ECLI:NL:RBDHA:2021:16509
Rechtbank Den Haag
- Eerste aanleg - enkelvoudig
- Rechtspraak.nl
Asielaanvraag en indirecte schending van het verbod op refoulement in het kader van de Dublinverordening
In deze zaak heeft de Rechtbank Den Haag op 5 juli 2021 uitspraak gedaan in een asielprocedure waarbij de eiser, een lid van de Ahwazi bevolkingsgroep, een verblijfsvergunning asiel voor bepaalde tijd had aangevraagd. De Staatssecretaris van Justitie en Veiligheid had de aanvraag niet in behandeling genomen, omdat Duitsland volgens de Dublinverordening verantwoordelijk was voor de behandeling van de asielaanvraag. Eiser heeft hiertegen beroep ingesteld, maar is niet verschenen op de zitting. De rechtbank heeft de zaak op 22 juni 2021 behandeld, waarbij de Staatssecretaris vertegenwoordigd was door zijn gemachtigde.
De rechtbank overweegt dat de overdracht aan Duitsland niet leidt tot een indirecte schending van het verbod op refoulement. Eiser heeft niet aangetoond dat Duitsland zijn asielaanvraag niet zal behandelen. De rechtbank stelt vast dat Duitsland, door het claimakkoord, garandeert dat het asielverzoek van eiser in behandeling zal worden genomen en dat zijn situatie zal worden beoordeeld in overeenstemming met de verdragsverplichtingen. De rechtbank wijst erop dat het aan eiser is om aan te tonen dat er sprake is van tekortkomingen in de asielprocedure in Duitsland, wat hij niet heeft gedaan.
Daarnaast wordt er ingegaan op de kwestie van kosteloze rechtsbijstand in Duitsland.

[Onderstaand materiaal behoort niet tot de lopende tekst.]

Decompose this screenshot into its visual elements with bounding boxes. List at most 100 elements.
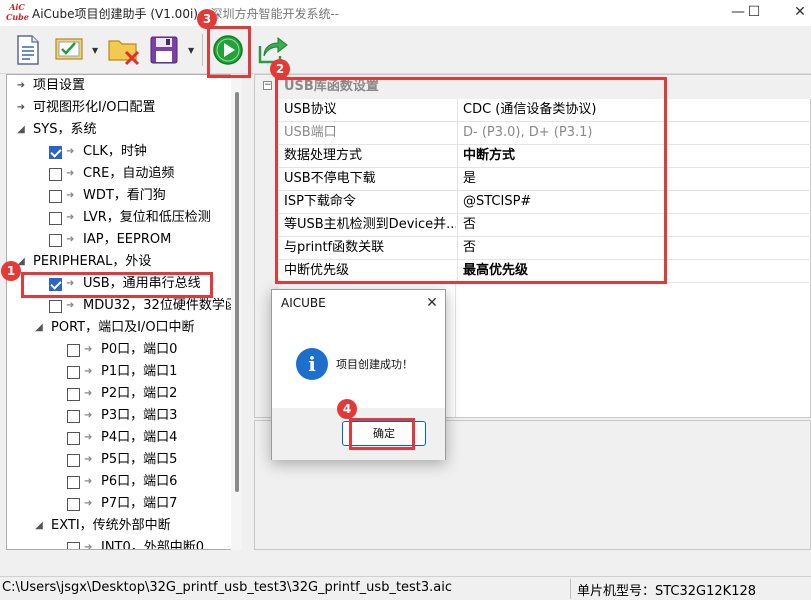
tree-item-checkbox[interactable] [67, 388, 80, 401]
property-row[interactable]: 数据处理方式 中断方式 [279, 145, 811, 168]
close-window-button[interactable]: ✕ [777, 0, 811, 26]
property-value[interactable]: 最高优先级 [463, 260, 528, 282]
property-value[interactable]: @STCISP# [463, 191, 531, 213]
property-column-divider [457, 168, 458, 191]
tree-item-checkbox[interactable] [49, 278, 62, 291]
property-name: USB端口 [284, 125, 337, 140]
logo-text-top: AiC [9, 2, 25, 12]
tree-item[interactable]: ➜ IAP，EEPROM [7, 229, 241, 251]
tree-item-checkbox[interactable] [49, 234, 62, 247]
tree-item-checkbox[interactable] [49, 146, 62, 159]
tree-expand-icon[interactable]: ◢ [15, 119, 27, 141]
tree-item[interactable]: ➜ P6口，端口6 [7, 471, 241, 493]
tree-expand-icon[interactable]: ◢ [33, 515, 45, 537]
save-dropdown-arrow-icon[interactable]: ▼ [188, 46, 194, 55]
delete-project-button[interactable] [106, 32, 142, 68]
tree-item[interactable]: ➜ 可视图形化I/O口配置 [7, 97, 241, 119]
new-project-button[interactable] [10, 32, 46, 68]
property-row[interactable]: USB协议 CDC (通信设备类协议) [279, 99, 811, 122]
property-row[interactable]: 等USB主机检测到Device并... 否 [279, 214, 811, 237]
tree-item[interactable]: ➜ P3口，端口3 [7, 405, 241, 427]
tree-item[interactable]: ➜ LVR，复位和低压检测 [7, 207, 241, 229]
info-icon: i [296, 348, 328, 380]
tree-item-checkbox[interactable] [49, 300, 62, 313]
tree-item-checkbox[interactable] [67, 542, 80, 549]
tree-item-checkbox[interactable] [67, 454, 80, 467]
property-name: 数据处理方式 [284, 148, 363, 163]
tree-item[interactable]: ➜ P5口，端口5 [7, 449, 241, 471]
tree-item-label: LVR，复位和低压检测 [83, 210, 211, 225]
dialog-close-icon[interactable]: ✕ [420, 292, 444, 314]
property-value[interactable]: 否 [463, 214, 476, 236]
tree-item[interactable]: ➜ MDU32，32位硬件数学函数 [7, 295, 241, 317]
tree-scrollbar-thumb[interactable] [235, 92, 239, 492]
tree-item[interactable]: ➜ CRE，自动追频 [7, 163, 241, 185]
step-badge-2: 2 [270, 59, 290, 79]
tree-item[interactable]: ◢ SYS，系统 [7, 119, 241, 141]
tree-leaf-arrow-icon[interactable]: ➜ [15, 97, 27, 119]
tree-item[interactable]: ➜ P0口，端口0 [7, 339, 241, 361]
property-value[interactable]: CDC (通信设备类协议) [463, 99, 596, 121]
property-row[interactable]: 与printf函数关联 否 [279, 237, 811, 260]
build-run-button[interactable] [210, 32, 246, 68]
maximize-button[interactable]: ☐ [731, 0, 777, 26]
status-separator [570, 579, 571, 599]
open-dropdown-arrow-icon[interactable]: ▼ [92, 46, 98, 55]
step-badge-1: 1 [1, 261, 21, 281]
tree-item-checkbox[interactable] [67, 432, 80, 445]
property-row[interactable]: 中断优先级 最高优先级 [279, 260, 811, 283]
property-row[interactable]: ISP下载命令 @STCISP# [279, 191, 811, 214]
tree-item-label: INT0，外部中断0 [101, 540, 205, 550]
property-row[interactable]: USB端口 D- (P3.0), D+ (P3.1) [279, 122, 811, 145]
property-category-usb[interactable]: USB库函数设置 [279, 75, 811, 99]
tree-item[interactable]: ◢ PORT，端口及I/O口中断 [7, 317, 241, 339]
panel-splitter[interactable] [246, 74, 252, 550]
tree-item-checkbox[interactable] [67, 366, 80, 379]
property-value[interactable]: D- (P3.0), D+ (P3.1) [463, 122, 592, 144]
property-value[interactable]: 中断方式 [463, 145, 515, 167]
tree-item[interactable]: ➜ 项目设置 [7, 75, 241, 97]
tree-item-checkbox[interactable] [67, 498, 80, 511]
tree-item[interactable]: ➜ USB，通用串行总线 [7, 273, 241, 295]
tree-item[interactable]: ➜ CLK，时钟 [7, 141, 241, 163]
tree-item[interactable]: ➜ INT0，外部中断0 [7, 537, 241, 550]
property-value[interactable]: 是 [463, 168, 476, 190]
tree-arrow-icon: ➜ [66, 190, 75, 201]
app-logo-icon: AiC Cube [6, 2, 29, 24]
tree-item-checkbox[interactable] [67, 344, 80, 357]
tree-arrow-icon: ➜ [84, 410, 93, 421]
window-title-main: AiCube项目创建助手 (V1.00i) -- [32, 7, 211, 21]
property-name: ISP下载命令 [284, 194, 356, 209]
tree-item[interactable]: ➜ WDT，看门狗 [7, 185, 241, 207]
open-config-button[interactable] [52, 32, 88, 68]
tree-item-label: P6口，端口6 [101, 474, 178, 489]
tree-item[interactable]: ◢ EXTI，传统外部中断 [7, 515, 241, 537]
tree-item[interactable]: ➜ P2口，端口2 [7, 383, 241, 405]
logo-text-bottom: Cube [6, 12, 29, 22]
save-project-button[interactable] [146, 32, 182, 68]
property-grid-divider [455, 283, 456, 417]
tree-leaf-arrow-icon[interactable]: ➜ [15, 75, 27, 97]
title-bar: AiC Cube AiCube项目创建助手 (V1.00i) --深圳方舟智能开… [0, 0, 811, 26]
tree-item-checkbox[interactable] [67, 410, 80, 423]
tree-item-checkbox[interactable] [49, 212, 62, 225]
tree-item[interactable]: ➜ P4口，端口4 [7, 427, 241, 449]
property-value[interactable]: 否 [463, 237, 476, 259]
tree-arrow-icon: ➜ [84, 366, 93, 377]
property-name: 中断优先级 [284, 263, 350, 278]
category-collapse-icon[interactable]: − [263, 81, 272, 90]
tree-item-label: PORT，端口及I/O口中断 [51, 320, 195, 335]
tree-item-checkbox[interactable] [49, 168, 62, 181]
tree-item-label: P1口，端口1 [101, 364, 178, 379]
tree-item-checkbox[interactable] [49, 190, 62, 203]
tree-arrow-icon: ➜ [66, 212, 75, 223]
ok-button[interactable]: 确定 [342, 421, 426, 446]
tree-item[interactable]: ➜ P1口，端口1 [7, 361, 241, 383]
tree-item[interactable]: ➜ P7口，端口7 [7, 493, 241, 515]
tree-expand-icon[interactable]: ◢ [33, 317, 45, 339]
tree-item[interactable]: ◢ PERIPHERAL，外设 [7, 251, 241, 273]
property-row[interactable]: USB不停电下载 是 [279, 168, 811, 191]
tree-item-label: P3口，端口3 [101, 408, 178, 423]
tree-item-checkbox[interactable] [67, 476, 80, 489]
toolbar: ▼ ▼ [0, 26, 811, 74]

De rechtbank concludeert dat uit de Procedurerichtlijn niet volgt dat iedere vreemdeling recht heeft op kosteloze rechtsbijstand. De rechtbank verklaart het beroep ongegrond en stelt dat er geen aanleiding is voor een proceskostenveroordeling. De uitspraak is openbaar gemaakt op rechtspraak.nl en er kan binnen een week hoger beroep worden ingesteld bij de Afdeling bestuursrechtspraak van de Raad van State.